At 25.5, I closed the gap. I knew that if I were to pass, I had to do it with authority such that he wouldn’t even think to give chase, for he would see there was no way he could catch me. With that I decided that I would begin early my final kick. I had just gone near all out for the past 2 hours; surely I had a few more minutes of even harder effort. As if to drive a knife in deep, I passed this guy with an amazing display of speed.
Mile 26 (7:04), now with only .2 miles to go, I glanced back once to make sure I was in the clear. Another glance just to be sure told me I was indeed in the clear I was.
As I rounded the final turn with the finish line looming all the way down the road, I glanced at the clock. Just when I thought it would read 3:05, it ticked rather comfortably under at 3:02:34… :35. Although I knew there was probably too much pavement between where I was and the finish to finish with the clock reading 3:02 and change, I gave it all I had. When I finally hit the finish line, the clock read a very satisfying and very hard-earned 3:03:02.
After results were posted, I discovered that the guy I had imagined to be in 10th place overall – the guy who I had passed near mile 26 – was indeed in position 10. That pass earned me a spot in the Top 10 of all finishers.
Later in the day, at the Elm City Brewery sipping away at an Octoberfest brew, I felt an immense sense of peace, even pride. Strangely, it wasn’t because I finished in a respectable (for me) 3:03; nor was it that I finished in the Top 10. All of those were good, but this feeling was more dated than that.
The feeling I had was that of accomplishing a goal set back in the early ‘90’s. Back then, when I first started running marathons, I set as a goal to run a marathon in each of the 7 New England States including New York. Up until Clarence DeMar, I had all states but New Hampshire, and although it was a minor goal, it was something I thought about during that entire time, as if a blemish on a record.
With the accomplishment of one goal, the dreams that were set therein forming that accomplishment are now set free to float and flutter abound. When they come down, as if sprinkling into your consciousness in the form of good feelings, they often crystallize together to form other goals. And although it’s too ripe to see inside these sprinkles, a few grains of these seemed to have formed into one that reads “50 States.” I have run a marathon in 14 different states. Perhaps I have 36 remaining…
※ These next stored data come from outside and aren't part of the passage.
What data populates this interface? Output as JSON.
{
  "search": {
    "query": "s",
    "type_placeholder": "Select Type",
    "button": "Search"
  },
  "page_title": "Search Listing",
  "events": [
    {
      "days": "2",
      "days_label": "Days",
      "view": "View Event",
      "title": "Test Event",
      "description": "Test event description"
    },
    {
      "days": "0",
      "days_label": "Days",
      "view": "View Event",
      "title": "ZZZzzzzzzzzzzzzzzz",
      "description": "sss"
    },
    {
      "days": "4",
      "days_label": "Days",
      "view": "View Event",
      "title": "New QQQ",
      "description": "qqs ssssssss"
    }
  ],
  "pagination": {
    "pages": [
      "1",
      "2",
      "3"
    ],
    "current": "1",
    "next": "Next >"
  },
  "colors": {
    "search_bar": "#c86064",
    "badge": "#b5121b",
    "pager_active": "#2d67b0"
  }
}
1 – 7:14 – Crisp, clear 35 degree morning.
2 – 7:20 – Settling into comfortable pace with conversation.
3 – 7:15 – Trying to ignore there’s *only* 25 people ahead of me.
4 – 7:24 – Ignoring there’s now fewer runners ahead of me.
5 – 6:45 – The lure of open space was too much. I pick up pace.
6 – 6:30 – Trying to catch pack ahead so that I could run with somebody.
7 – 7:49 – Oops… Bathroom Break
8 – 6:25 – Back on the horse in no-man’s land trying to catch pack.
9 – 6:55 – Caught pack but see another ahead.
10 – 6:52 – Trying to catch next pack a quarter mile ahead.
11 – 6:49 – Still trying to catch pack.
12 – 6:48 – Wow. My legs are shot. Still have too much to go.
13 – 6:47 – Starting to pick off several pack runners who are now fading.
13.1 – 1:31:45
14 – 6:46 – Still trying to catch pack.
15 – 6:49 – Finally caught pack.
16 – 7:04 – Sitting in with pack to rest. I’m tired.
17 – 7:02 – So much for the pack – it disintegrates quickly.
18 – 6:48 – I pull away. Running all by myself. Nobody in sight ahead.
19 – 6:59 – Hills are getting to me. Stride a quarter inch going up them.
20 – 6:48 – But still feeling fluid enough on downs, still nobody ahead.
21 – 7:02 – More up hills. Spot two runners and pass.
22 – 6:56 – Open road. Few people around. Wondering about my overall place.
23 – 7:14 – Monster hill. And I mean monster. Pass one guy.
24 – 6:58 – Legs fried but holding on. See guy in white waaay up ahead.
25 – 7:05 – Holding on for dear life as I near guy in white.
26 – 7:04 – Finally catch and pass guy in white. Glance back to make sure he stays there.
26.2 – 1:22 (6:50) – Wow. I held on!